Господин делопроизводитель, мы с вами вместе не можем служить. Либо вы, либо я. Вы дошли до такой фамильярности, которая немыслима и недопустима! Нет, нет!.. Никаких разговоров!.. Позвать сюда чиновника Перфундьина. Ага! Это ты, тот самый, который?.. Это ты осмелился называть заочно своего начальника папашей? Вон!.. И без аттестата!.. И вообще вон из Петербурга… Я тебе такого папашу покажу… По третьему пункту!
Экзекутора сюда! Почему беспорядок? Где ремонтные суммы? Где отчетность по уборке снега? Я вас, сударь, ввиду вашей многочисленной семьи не отдаю под суд, а предлагаю вам выйти в отставку, не позже чем через месяц. Экономите на бумаге? На чернилах? Старый растратчик.
– Что-с? Безззз воз-ра-же-ний!..
Дать мне журналиста! Сколько входящих и исходящих? Ну, живо! На память! Если я тебя разбужу, спросонья должен сказать! Ага!.. Только восемь – десять тысяч. А в других министерствах десятки миллионов? Господа, ставлю всем вам на вид, объявляю замечание, делаю строгий выговор! Ведомство ленится. Нет движения бумагам! Затор!.. Я вам такой покажу затор!..

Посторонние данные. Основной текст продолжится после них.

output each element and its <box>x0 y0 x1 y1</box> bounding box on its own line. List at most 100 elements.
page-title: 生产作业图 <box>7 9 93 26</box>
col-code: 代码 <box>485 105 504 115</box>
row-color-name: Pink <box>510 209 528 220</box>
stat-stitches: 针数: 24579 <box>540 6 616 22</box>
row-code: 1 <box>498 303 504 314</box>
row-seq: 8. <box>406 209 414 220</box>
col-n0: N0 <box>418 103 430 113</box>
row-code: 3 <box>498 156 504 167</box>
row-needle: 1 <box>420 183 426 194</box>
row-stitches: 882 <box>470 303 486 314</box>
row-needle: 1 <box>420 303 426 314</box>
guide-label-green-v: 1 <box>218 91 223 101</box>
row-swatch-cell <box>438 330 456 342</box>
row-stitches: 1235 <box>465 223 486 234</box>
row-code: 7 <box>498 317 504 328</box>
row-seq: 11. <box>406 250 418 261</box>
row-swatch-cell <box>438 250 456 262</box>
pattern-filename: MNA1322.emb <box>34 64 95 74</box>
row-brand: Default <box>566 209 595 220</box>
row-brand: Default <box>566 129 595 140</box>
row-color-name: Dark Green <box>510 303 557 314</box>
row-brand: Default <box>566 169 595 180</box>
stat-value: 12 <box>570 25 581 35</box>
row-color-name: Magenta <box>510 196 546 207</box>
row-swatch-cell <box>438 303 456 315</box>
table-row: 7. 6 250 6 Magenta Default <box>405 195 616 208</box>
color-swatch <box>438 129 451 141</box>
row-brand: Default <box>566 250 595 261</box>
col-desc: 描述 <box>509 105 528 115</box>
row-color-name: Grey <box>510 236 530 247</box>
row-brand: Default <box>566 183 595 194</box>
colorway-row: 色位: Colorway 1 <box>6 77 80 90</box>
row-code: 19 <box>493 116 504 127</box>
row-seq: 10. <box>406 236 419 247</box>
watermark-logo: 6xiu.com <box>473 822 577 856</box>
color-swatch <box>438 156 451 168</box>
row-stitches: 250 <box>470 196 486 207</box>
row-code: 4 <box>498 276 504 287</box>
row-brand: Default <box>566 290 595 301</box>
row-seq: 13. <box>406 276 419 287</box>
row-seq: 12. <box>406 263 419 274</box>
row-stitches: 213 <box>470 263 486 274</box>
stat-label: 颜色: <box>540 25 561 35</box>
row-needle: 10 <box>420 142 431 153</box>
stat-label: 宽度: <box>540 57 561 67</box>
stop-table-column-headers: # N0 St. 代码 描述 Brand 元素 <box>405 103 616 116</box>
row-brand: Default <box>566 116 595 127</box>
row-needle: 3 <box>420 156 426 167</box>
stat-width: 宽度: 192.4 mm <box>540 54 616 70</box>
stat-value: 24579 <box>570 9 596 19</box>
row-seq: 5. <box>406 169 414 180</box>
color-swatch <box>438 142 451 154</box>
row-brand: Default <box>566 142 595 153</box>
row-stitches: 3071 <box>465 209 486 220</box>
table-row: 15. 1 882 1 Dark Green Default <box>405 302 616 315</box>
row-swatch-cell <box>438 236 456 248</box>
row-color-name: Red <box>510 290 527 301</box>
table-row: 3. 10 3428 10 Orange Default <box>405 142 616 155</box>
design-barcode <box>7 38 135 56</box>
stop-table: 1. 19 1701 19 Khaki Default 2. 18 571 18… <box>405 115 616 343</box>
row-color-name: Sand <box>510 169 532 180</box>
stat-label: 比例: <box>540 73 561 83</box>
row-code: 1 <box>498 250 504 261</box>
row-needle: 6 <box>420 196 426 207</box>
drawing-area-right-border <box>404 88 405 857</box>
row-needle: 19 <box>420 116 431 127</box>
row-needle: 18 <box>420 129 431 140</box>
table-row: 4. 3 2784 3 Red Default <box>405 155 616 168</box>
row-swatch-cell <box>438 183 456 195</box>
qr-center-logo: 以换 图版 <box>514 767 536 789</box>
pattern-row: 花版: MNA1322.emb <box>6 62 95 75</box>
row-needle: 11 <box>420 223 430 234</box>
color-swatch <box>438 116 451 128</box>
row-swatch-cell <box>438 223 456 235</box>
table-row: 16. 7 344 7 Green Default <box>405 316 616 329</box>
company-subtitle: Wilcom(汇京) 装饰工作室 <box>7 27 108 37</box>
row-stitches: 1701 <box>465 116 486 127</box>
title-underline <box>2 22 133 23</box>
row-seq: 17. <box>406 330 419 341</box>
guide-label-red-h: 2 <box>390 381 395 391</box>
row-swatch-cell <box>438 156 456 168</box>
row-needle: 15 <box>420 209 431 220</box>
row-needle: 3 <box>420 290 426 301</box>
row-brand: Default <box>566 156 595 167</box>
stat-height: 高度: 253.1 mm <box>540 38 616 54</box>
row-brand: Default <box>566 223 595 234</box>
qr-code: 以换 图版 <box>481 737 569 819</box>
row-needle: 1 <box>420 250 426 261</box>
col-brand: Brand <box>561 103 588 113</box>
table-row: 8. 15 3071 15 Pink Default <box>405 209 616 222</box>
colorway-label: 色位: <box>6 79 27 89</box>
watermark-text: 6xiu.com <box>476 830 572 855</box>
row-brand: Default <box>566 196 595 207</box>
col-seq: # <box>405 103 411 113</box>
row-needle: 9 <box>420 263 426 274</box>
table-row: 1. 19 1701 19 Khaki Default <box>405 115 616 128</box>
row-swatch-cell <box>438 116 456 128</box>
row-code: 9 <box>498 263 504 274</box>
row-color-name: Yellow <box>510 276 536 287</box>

Все эти слова он выкрикивал, вздымаясь по лестнице и несясь подобно опустошающему циклону вдоль канцелярских помещений. И по дороге перед ним склонялись бледные, трепещущие, недоуменные рабы. И с последним словом: «затор!» – он скрылся в своем кабинете, точно Иегова в облаке…
* * *
Во второй раз ведомство изумило весь чиновный мир своей молниеносной деятельностью. Точно открылись шлюзы, и через них по всей земле русской пролились миллионы бумаг. Толстые, желтые, гемороидальные, задыхающиеся начальники отделений летали взад и вперед, как мальчики-комми от «Мюр и Мерилиза». Спешно вызывались начальники уездов, получали стремительные внушения и мчались в свои области делать порядок или беспорядок, и дрожь, которую они испытывали в огромном кабинете, передавалась, как электрический ток, нервам обывателей. И – боже мой! – что только не делалось в это время… Громы, молнии, ураган, извержение вулканов, Иродово избиение младенцев и Мамаево нашествие. Один сановник сострил по этому поводу в частном разговоре: «В противоположность господу богу, создавшему мир в шесть дней, ныне милейший Иван Григорьевич мог бы его разрушить в такой же срок».
* * *
Все это случилось в давно прошедшие, чуть ли не гоголевские времена. Но до сих пор экзекутор и швейцар, нюхая табачок, спорят о том, когда был папаша сумасшедшим: до бюста или после бюста великого знатока духа законов – Монтескье?